他摸了一把下巴上那几根稀疏的胡须,眯着眼把顾辞看了半天。
“回来了?”
“大伯,爹。”
顾辞把糕点放在桌上。
“县城带的,您二位尝尝。”
顾伯礼拿了一块桂花糕,咬了半口,咀嚼了几下,点了点头。
“不错,甜。”
他的眼眶有点泛红,低下头接着看书,没再说什么。
顾仲义坐在板凳上,双手搁在膝盖上。
他看了顾辞好一会儿,嘴唇动了两下。
“在人家那边……吃得还行?”
这一句问出来,没有半点说教的味道。
顾辞愣了一瞬。
“吃得很好,爹。
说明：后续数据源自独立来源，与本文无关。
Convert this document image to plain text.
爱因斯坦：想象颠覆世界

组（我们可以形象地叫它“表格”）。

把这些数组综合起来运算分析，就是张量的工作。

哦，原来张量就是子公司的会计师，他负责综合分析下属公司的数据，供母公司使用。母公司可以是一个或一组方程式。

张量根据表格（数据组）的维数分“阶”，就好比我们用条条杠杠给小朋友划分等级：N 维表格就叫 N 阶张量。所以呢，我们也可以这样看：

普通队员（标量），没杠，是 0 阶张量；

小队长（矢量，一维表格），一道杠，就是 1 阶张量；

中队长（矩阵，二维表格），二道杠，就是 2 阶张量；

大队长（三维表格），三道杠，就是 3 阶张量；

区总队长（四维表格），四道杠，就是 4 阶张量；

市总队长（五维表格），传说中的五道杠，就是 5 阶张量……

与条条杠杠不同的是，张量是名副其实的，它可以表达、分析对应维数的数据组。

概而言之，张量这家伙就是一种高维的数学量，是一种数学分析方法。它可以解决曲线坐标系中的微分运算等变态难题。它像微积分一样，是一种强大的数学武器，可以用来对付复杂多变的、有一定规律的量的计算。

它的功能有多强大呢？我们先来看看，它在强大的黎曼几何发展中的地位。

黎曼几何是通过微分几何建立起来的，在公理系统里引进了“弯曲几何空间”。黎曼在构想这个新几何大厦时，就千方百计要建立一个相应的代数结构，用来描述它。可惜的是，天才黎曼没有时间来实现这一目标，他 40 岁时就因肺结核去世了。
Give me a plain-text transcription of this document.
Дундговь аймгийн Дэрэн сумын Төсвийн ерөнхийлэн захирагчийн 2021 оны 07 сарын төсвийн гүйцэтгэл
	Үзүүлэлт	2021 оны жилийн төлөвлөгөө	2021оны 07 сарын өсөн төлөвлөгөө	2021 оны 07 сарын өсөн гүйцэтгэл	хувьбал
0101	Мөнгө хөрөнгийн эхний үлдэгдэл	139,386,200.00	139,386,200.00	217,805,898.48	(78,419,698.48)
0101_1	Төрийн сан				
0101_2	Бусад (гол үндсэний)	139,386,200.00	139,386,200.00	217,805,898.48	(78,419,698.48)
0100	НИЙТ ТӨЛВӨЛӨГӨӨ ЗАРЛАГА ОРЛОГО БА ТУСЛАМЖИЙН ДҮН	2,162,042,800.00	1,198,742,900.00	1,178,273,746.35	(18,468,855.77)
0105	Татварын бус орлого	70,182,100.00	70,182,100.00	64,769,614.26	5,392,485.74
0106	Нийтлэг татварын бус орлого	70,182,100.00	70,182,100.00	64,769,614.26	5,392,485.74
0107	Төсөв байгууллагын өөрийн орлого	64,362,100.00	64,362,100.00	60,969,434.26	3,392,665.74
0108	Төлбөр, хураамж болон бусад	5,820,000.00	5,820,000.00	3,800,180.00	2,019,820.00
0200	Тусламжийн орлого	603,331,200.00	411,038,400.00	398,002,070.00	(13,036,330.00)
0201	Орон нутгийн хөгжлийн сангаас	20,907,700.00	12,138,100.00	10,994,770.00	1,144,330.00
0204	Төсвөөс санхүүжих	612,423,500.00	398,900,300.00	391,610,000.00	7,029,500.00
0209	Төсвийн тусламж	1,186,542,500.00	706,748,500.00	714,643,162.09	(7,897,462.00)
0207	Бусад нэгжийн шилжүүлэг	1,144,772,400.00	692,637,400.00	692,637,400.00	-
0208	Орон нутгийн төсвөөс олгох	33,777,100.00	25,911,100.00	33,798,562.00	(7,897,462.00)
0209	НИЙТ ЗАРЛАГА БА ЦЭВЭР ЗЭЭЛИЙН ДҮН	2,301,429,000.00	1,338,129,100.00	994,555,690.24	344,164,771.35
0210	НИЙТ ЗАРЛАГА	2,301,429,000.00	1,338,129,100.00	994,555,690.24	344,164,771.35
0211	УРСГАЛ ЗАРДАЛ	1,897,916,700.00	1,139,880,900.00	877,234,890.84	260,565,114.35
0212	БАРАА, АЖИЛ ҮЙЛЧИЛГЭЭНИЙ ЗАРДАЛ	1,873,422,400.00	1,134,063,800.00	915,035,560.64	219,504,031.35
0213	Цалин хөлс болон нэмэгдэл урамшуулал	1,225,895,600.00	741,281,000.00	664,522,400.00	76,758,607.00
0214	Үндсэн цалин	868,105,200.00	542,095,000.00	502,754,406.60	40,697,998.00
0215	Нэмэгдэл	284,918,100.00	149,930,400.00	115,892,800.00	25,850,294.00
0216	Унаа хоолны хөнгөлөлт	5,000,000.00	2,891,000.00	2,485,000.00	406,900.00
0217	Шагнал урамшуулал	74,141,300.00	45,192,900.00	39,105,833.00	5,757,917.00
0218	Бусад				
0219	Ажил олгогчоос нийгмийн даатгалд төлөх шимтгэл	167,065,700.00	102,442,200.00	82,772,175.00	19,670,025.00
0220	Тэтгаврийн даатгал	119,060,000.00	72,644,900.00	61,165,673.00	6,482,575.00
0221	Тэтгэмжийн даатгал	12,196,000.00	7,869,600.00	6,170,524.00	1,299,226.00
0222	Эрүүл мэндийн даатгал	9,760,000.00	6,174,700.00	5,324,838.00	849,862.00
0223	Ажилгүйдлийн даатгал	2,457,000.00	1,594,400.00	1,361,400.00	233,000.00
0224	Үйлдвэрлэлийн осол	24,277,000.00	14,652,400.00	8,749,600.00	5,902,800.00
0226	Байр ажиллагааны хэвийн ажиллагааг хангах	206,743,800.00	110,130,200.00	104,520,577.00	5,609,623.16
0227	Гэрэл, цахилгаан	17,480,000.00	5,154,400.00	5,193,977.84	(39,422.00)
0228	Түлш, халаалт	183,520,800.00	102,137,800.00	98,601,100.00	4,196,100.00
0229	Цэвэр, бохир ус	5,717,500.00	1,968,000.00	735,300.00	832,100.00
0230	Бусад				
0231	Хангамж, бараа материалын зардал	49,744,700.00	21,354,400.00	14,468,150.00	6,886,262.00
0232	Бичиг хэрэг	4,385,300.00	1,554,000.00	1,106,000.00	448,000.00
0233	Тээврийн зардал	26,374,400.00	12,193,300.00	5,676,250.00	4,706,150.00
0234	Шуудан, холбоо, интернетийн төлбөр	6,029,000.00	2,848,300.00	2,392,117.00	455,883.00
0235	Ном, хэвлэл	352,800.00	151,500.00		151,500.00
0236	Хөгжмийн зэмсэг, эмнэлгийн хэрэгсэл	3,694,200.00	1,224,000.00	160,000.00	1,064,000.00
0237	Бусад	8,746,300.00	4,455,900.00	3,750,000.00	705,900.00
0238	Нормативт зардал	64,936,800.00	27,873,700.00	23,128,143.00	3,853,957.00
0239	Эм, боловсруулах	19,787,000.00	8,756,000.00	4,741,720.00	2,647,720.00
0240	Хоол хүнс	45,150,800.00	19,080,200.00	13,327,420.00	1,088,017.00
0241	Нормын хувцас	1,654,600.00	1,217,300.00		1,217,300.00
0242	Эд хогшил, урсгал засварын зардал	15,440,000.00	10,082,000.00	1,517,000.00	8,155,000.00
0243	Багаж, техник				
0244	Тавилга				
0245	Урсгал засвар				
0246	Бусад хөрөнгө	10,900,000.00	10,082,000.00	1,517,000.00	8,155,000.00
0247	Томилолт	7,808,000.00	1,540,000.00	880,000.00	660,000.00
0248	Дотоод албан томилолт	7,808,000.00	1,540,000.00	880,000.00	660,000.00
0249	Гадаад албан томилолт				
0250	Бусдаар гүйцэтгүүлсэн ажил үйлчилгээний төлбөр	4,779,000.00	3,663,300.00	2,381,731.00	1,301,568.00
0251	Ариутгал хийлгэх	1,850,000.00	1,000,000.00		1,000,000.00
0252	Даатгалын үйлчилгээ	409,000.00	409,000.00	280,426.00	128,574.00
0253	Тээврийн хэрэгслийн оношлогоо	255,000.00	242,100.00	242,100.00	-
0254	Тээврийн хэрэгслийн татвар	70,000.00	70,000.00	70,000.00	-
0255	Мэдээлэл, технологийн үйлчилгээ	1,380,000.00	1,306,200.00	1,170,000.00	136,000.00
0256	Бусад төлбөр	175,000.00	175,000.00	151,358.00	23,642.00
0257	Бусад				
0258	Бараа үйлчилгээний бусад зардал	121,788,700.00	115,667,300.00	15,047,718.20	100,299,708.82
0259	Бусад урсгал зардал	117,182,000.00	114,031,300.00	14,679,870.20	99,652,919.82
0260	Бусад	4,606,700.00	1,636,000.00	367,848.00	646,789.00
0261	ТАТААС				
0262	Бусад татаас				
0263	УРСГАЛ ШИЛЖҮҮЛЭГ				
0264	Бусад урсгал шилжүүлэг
一天三顿,顿顿管饱。”
顾仲义点了点头。
“那就好。”
他又想说什么,张了张嘴,最后只冒出来五个字。
“别亏着自己。”
说完他低下头,把面前的讲义翻了一页。
那页讲义上的字他显然没看进去,因为他目光停在同一个位置,足足十几息没动过。
顾辞站了片刻,退出了东厢房。
午饭的时候,灶房里的蒸汽把整个院子都笼住了。
白面馒头一屉一屉端上来,炖肉的香味从锅盖缝里钻出来,飘得满院子都是。
老太太把饭菜摆在堂屋的方桌上。
八口人围坐在一起,桌上摆着一大盆炖肉,一笸箩白面馒头,一碟子腌菜。
顾念坐在顾辞旁边,两只小手捧着一个热腾腾的大馒头,眼珠子粘在那盆炖肉上,口水都快流出来了。